Vereadores aprovam remanejamento de 20%
Em Campos, a queda de braço entre Executivo e Legislativo sobre o percentual que o prefeito terá para realizar remanejamento das verbas dentro do orçamento de 2020 foi o principal motivo para a reprovação do projeto enviado pelo prefeito Rafael Diniz (Cidadania). Em Macaé, os vereadores aprovaram um total de 20% para o prefeito Dr. Aluízio.
Atualmente, na planície goitacá, este percentual é de 30% e chegou a ser de 50% durante o governo da ex-prefeita Rosinha Garotinho (Pros).
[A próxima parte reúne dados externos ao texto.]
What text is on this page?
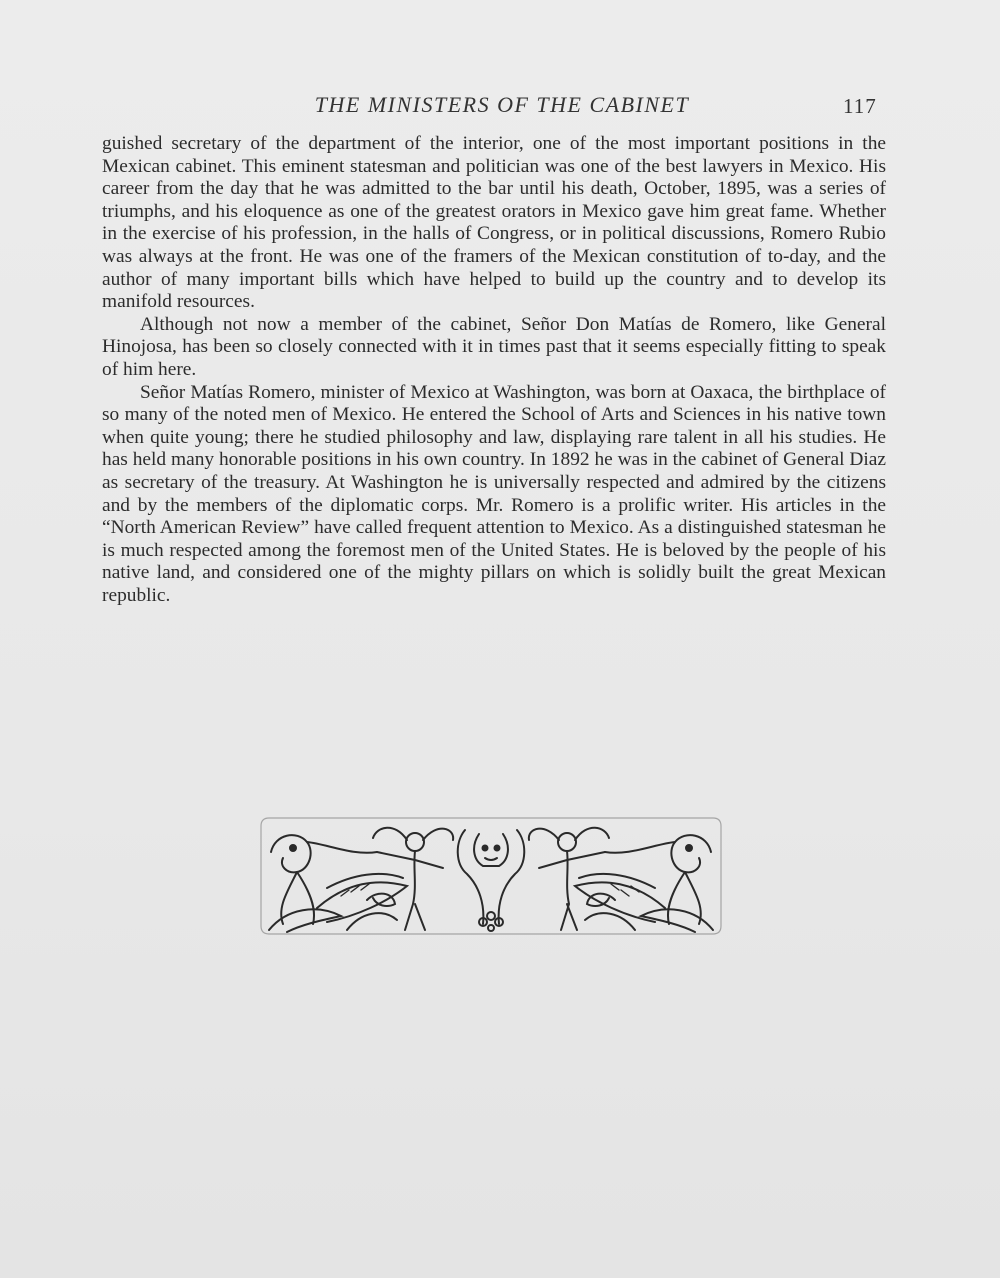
THE MINISTERS OF THE CABINET	117

guished secretary of the department of the interior, one of the most important positions in the Mexican cabinet. This eminent statesman and politician was one of the best lawyers in Mexico. His career from the day that he was admitted to the bar until his death, October, 1895, was a series of triumphs, and his eloquence as one of the greatest orators in Mexico gave him great fame. Whether in the exercise of his profession, in the halls of Congress, or in political discussions, Romero Rubio was always at the front. He was one of the framers of the Mexican constitution of to-day, and the author of many important bills which have helped to build up the country and to develop its manifold resources.

Although not now a member of the cabinet, Señor Don Matías de Romero, like General Hinojosa, has been so closely connected with it in times past that it seems especially fitting to speak of him here.

Señor Matías Romero, minister of Mexico at Washington, was born at Oaxaca, the birthplace of so many of the noted men of Mexico. He entered the School of Arts and Sciences in his native town when quite young; there he studied philosophy and law, displaying rare talent in all his studies. He has held many honorable positions in his own country. In 1892 he was in the cabinet of General Diaz as secretary of the treasury. At Washington he is universally respected and admired by the citizens and by the members of the diplomatic corps. Mr. Romero is a prolific writer. His articles in the “North American Review” have called frequent attention to Mexico. As a distinguished statesman he is much respected among the foremost men of the United States. He is beloved by the people of his native land, and considered one of the mighty pillars on which is solidly built the great Mexican republic.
No entanto, o G8 – grupo de oito vereadores dissidentes da base governista – apresentou uma proposta para reduzir este valor para 10%, que foi rejeitada pela Comissão de Constituição e Justiça (CCJ). Após o ocorrido, não houve consenso e o orçamento acabou reprovado.
Com esta decisão, o município e a própria Câmara estão impedidos de contrair despesas em 2020 antes de fechar o ano de 2019 com a votação do orçamento. Líder do G8, Igor Pereira (PSB) disse que o governo estaria ameaçando vereadores. Por outro lado, Rafael Diniz chamou a decisão de “tremenda irresponsabilidade” e negou qualquer tipo de intimidação aos parlamentares.